DOCTYPE declaration and opening <html> tag with the lang attribute set to "en" (English).

The <head> section contains:

Meta tags for character encoding and viewport settings.
The <title> element sets the page title to "YouTube Video Transcription".
A <script> tag linking to the Tailwind CSS library.

A <style> block defining a custom CSS class called .pre-wrap to handle text wrapping for the transcription output.

The <body> section with a background color applied using the Tailwind CSS class bg-gray-100. Inside the body, there is:

A container <div> with Tailwind CSS classes for centering and adding padding.
An <h1> heading for the page title.
A <div> element with a white background, padding, and rounded corners that contains the form and transcription output.

The form consists of:

A <label> and an <input> element for the YouTube video URL.
A submit button with Tailwind CSS classes for styling and interactivity.
The form’s action attribute is set to "/transcribe" and the method attribute is set to "post" to submit the form data to the server for processing.

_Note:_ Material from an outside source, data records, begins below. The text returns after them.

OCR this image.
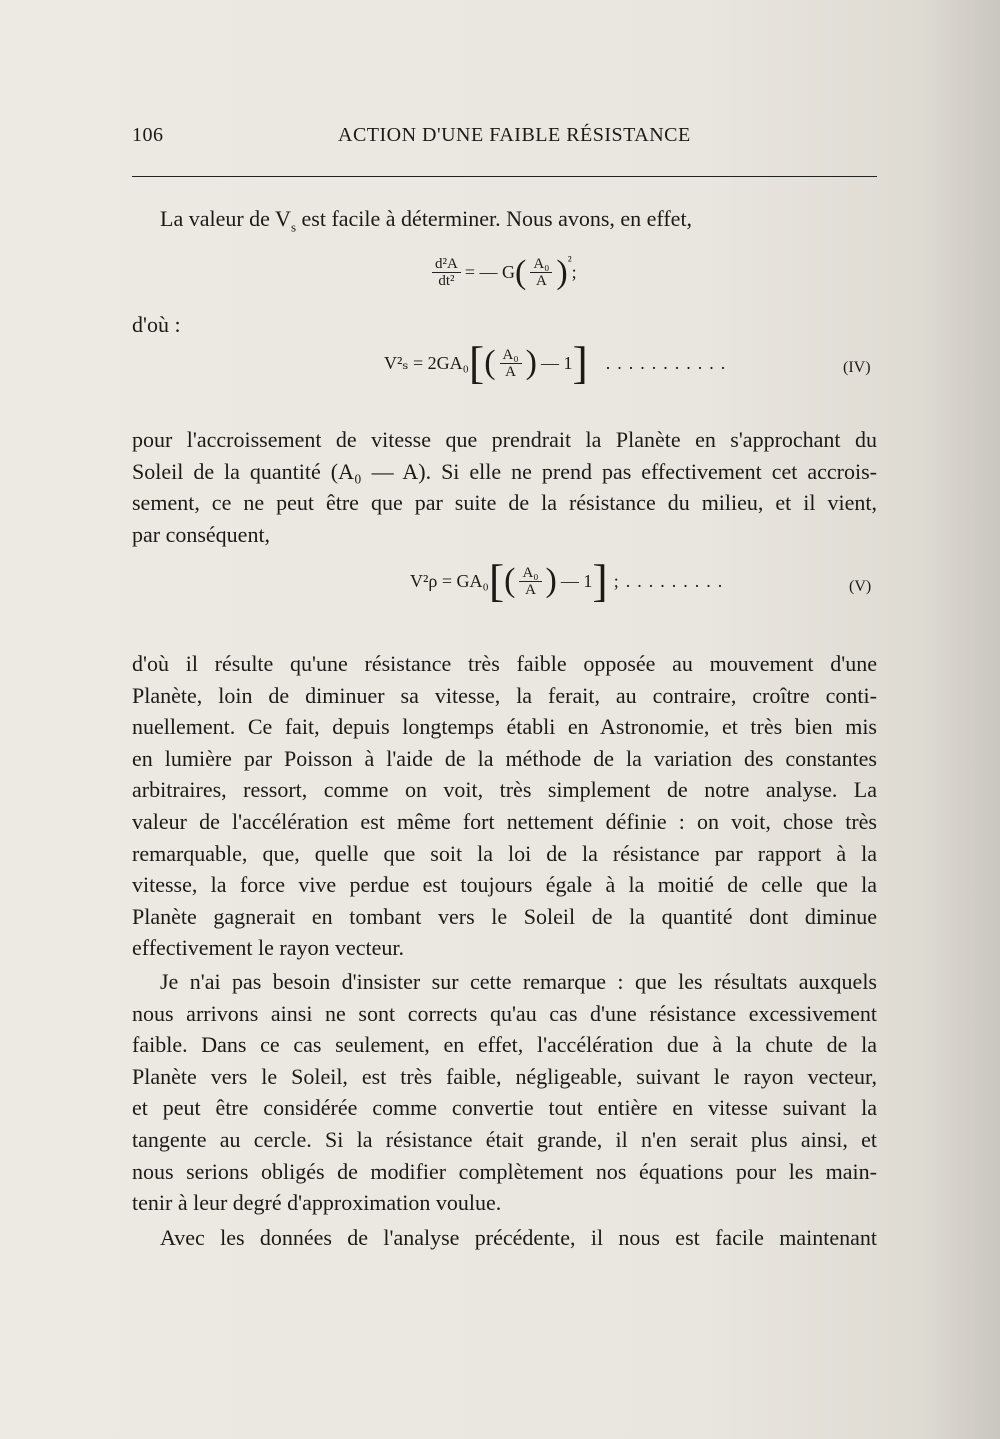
106	ACTION D'UNE FAIBLE RÉSISTANCE
La valeur de $V_s$ est facile à déterminer. Nous avons, en effet,
$\frac{\text{d²A}}{\text{dt²}}$ = — G ( $\frac{\text{A₀}}{A}$ ) ²
;
d'où :
V²ₛ = 2GA₀ [ ( $\frac{\text{A₀}}{A}$ ) — 1 ] ...........	(IV)
pour l'accroissement de vitesse que prendrait la Planète en s'approchant du
Soleil de la quantité (A₀ — A). Si elle ne prend pas effectivement cet accrois-
sement, ce ne peut être que par suite de la résistance du milieu, et il vient,
par conséquent,
V²ρ = GA₀ [ ( $\frac{\text{A₀}}{A}$ ) — 1 ] ;.........	(V)
d'où il résulte qu'une résistance très faible opposée au mouvement d'une
Planète, loin de diminuer sa vitesse, la ferait, au contraire, croître conti-
nuellement. Ce fait, depuis longtemps établi en Astronomie, et très bien mis
en lumière par Poisson à l'aide de la méthode de la variation des constantes
arbitraires, ressort, comme on voit, très simplement de notre analyse. La
valeur de l'accélération est même fort nettement définie : on voit, chose très
remarquable, que, quelle que soit la loi de la résistance par rapport à la
vitesse, la force vive perdue est toujours égale à la moitié de celle que la
Planète gagnerait en tombant vers le Soleil de la quantité dont diminue
effectivement le rayon vecteur.
Je n'ai pas besoin d'insister sur cette remarque : que les résultats auxquels
nous arrivons ainsi ne sont corrects qu'au cas d'une résistance excessivement
faible. Dans ce cas seulement, en effet, l'accélération due à la chute de la
Planète vers le Soleil, est très faible, négligeable, suivant le rayon vecteur,
et peut être considérée comme convertie tout entière en vitesse suivant la
tangente au cercle. Si la résistance était grande, il n'en serait plus ainsi, et
nous serions obligés de modifier complètement nos équations pour les main-
tenir à leur degré d'approximation voulue.
Avec les données de l'analyse précédente, il nous est facile maintenant
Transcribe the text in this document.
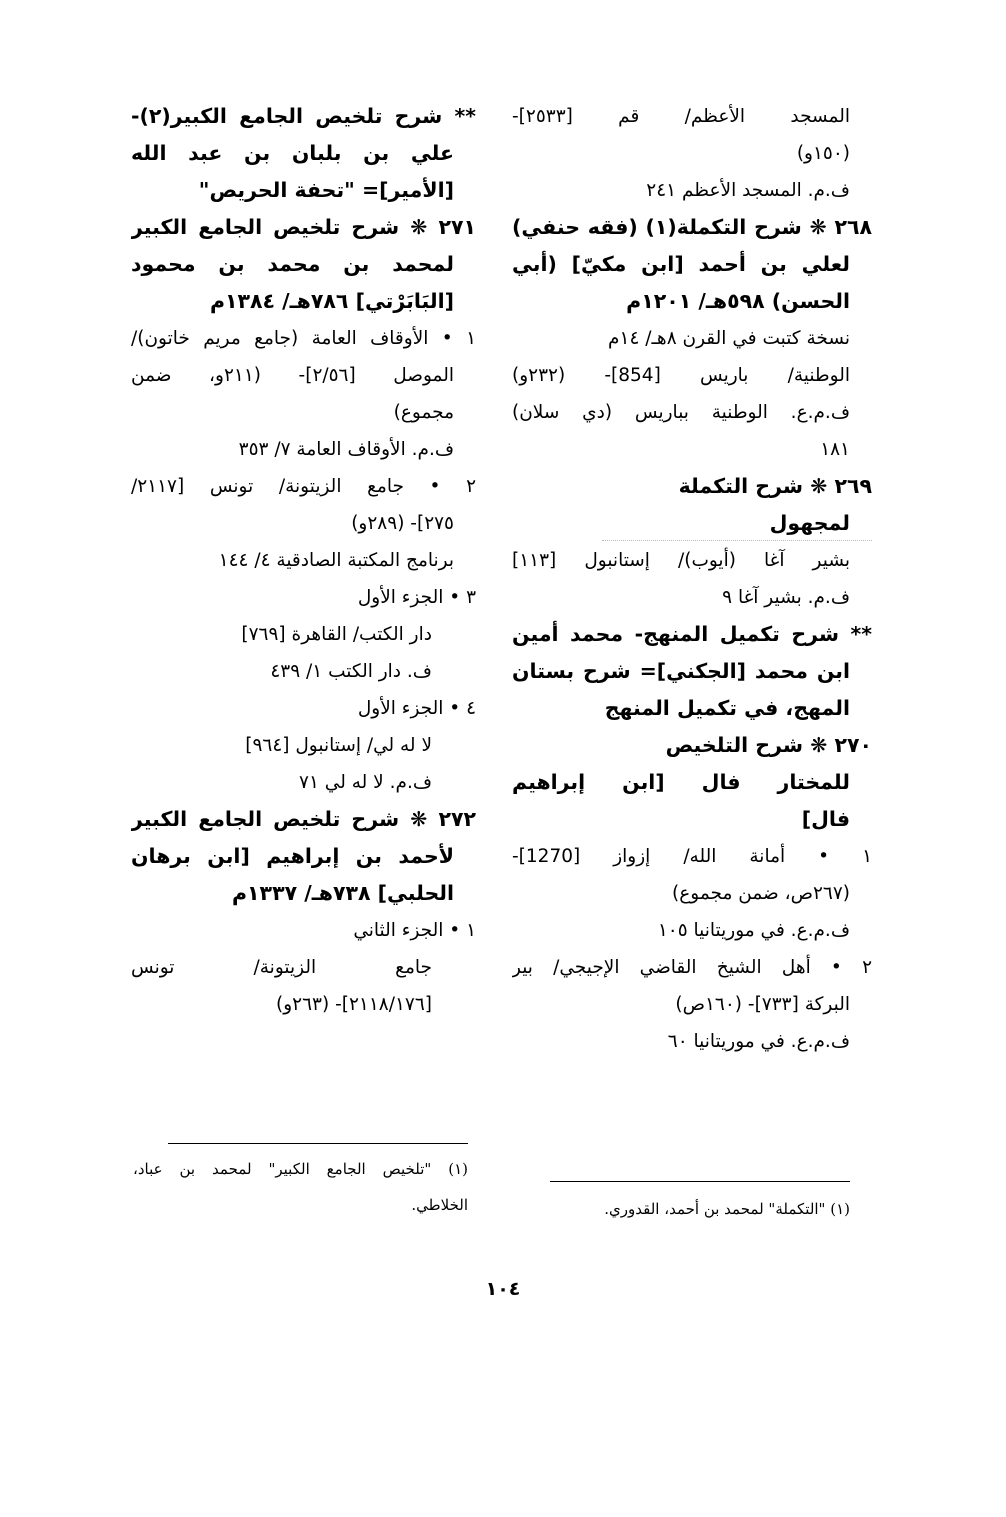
المسجد الأعظم/ قم [٢٥٣٣]-
(١٥٠و)
ف.م. المسجد الأعظم ٢٤١
٢٦٨ ❋ شرح التكملة(١) (فقه حنفي)
لعلي بن أحمد [ابن مكيّ] (أبي
الحسن) ٥٩٨هـ/ ١٢٠١م
نسخة كتبت في القرن ٨هـ/ ١٤م
الوطنية/ باريس [854]- (٢٣٢و)
ف.م.ع. الوطنية بباريس (دي سلان)
١٨١
٢٦٩ ❋ شرح التكملة
لمجهول
بشير آغا (أيوب)/ إستانبول [١١٣]
ف.م. بشير آغا ٩
** شرح تكميل المنهج- محمد أمين
ابن محمد [الجكني]= شرح بستان
المهج، في تكميل المنهج
٢٧٠ ❋ شرح التلخيص
للمختار فال [ابن إبراهيم
فال]
١ • أمانة الله/ إزواز [1270]-
(٢٦٧ص، ضمن مجموع)
ف.م.ع. في موريتانيا ١٠٥
٢ • أهل الشيخ القاضي الإجيجي/ بير
البركة [٧٣٣]- (١٦٠ص)
ف.م.ع. في موريتانيا ٦٠
** شرح تلخيص الجامع الكبير(٢)-
علي بن بلبان بن عبد الله
[الأمير]= "تحفة الحريص"
٢٧١ ❋ شرح تلخيص الجامع الكبير
لمحمد بن محمد بن محمود
[البَابَرْتي] ٧٨٦هـ/ ١٣٨٤م
١ • الأوقاف العامة (جامع مريم خاتون)/
الموصل [٢/٥٦]- (٢١١و، ضمن
مجموع)
ف.م. الأوقاف العامة ٧/ ٣٥٣
٢ • جامع الزيتونة/ تونس [٢١١٧/
٢٧٥]- (٢٨٩و)
برنامج المكتبة الصادقية ٤/ ١٤٤
٣ • الجزء الأول
دار الكتب/ القاهرة [٧٦٩]
ف. دار الكتب ١/ ٤٣٩
٤ • الجزء الأول
لا له لي/ إستانبول [٩٦٤]
ف.م. لا له لي ٧١
٢٧٢ ❋ شرح تلخيص الجامع الكبير
لأحمد بن إبراهيم [ابن برهان
الحلبي] ٧٣٨هـ/ ١٣٣٧م
١ • الجزء الثاني
جامع الزيتونة/ تونس
[٢١١٨/١٧٦]- (٢٦٣و)
(١) "التكملة" لمحمد بن أحمد، القدوري.
(١) "تلخيص الجامع الكبير" لمحمد بن عباد،
الخلاطي.
١٠٤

The transcription output section is conditionally rendered using Jinja2 template syntax {% if transcription %}.

An <h2> heading for the transcription title.
A <pre> element with Tailwind CSS classes and the custom .pre-wrap class to display the transcription text with proper formatting.

This web page allows users to input a YouTube video URL, submit the form, and view the transcribed text on the same page.

Running The Web App

Finally we’re ready to run the Python web application by entering the following command:

python app.py

This is starting up the Flask development web server. You should be able to see the following output:

Once the development web server is up and running you’re ready to access the web app in the browser:

Here you can use the “Video URL” input field to input any YouTube video URL, as you can see in the following screenshot:

Hit button “Transcribe” to get the complete transcribed text for the video as a result:

Conclusion

We have demonstrated how to build a Flask web app that harnesses the power of OpenAI’s Whisper API to transcribe YouTube videos with ease. Throughout this blog post, we covered essential aspects such as setting up the Flask app, integrating Pytube for downloading videos, and using OpenAI’s cutting-edge speech-to-text technology to generate transcriptions. With the added bonus of a user-friendly web interface styled with Tailwind CSS, this app offers a practical and efficient solution for transcribing YouTube content.

By providing transcriptions for videos, you can improve accessibility, enhance the user experience, and boost the discoverability of your content through better SEO. The implementation presented in this post is just the tip of the iceberg; you can further customize and expand this app to meet specific requirements or integrate it into larger projects. We hope this guide has inspired you to explore the incredible potential of automated transcription using OpenAI’s Whisper API and Flask. Happy transcribing!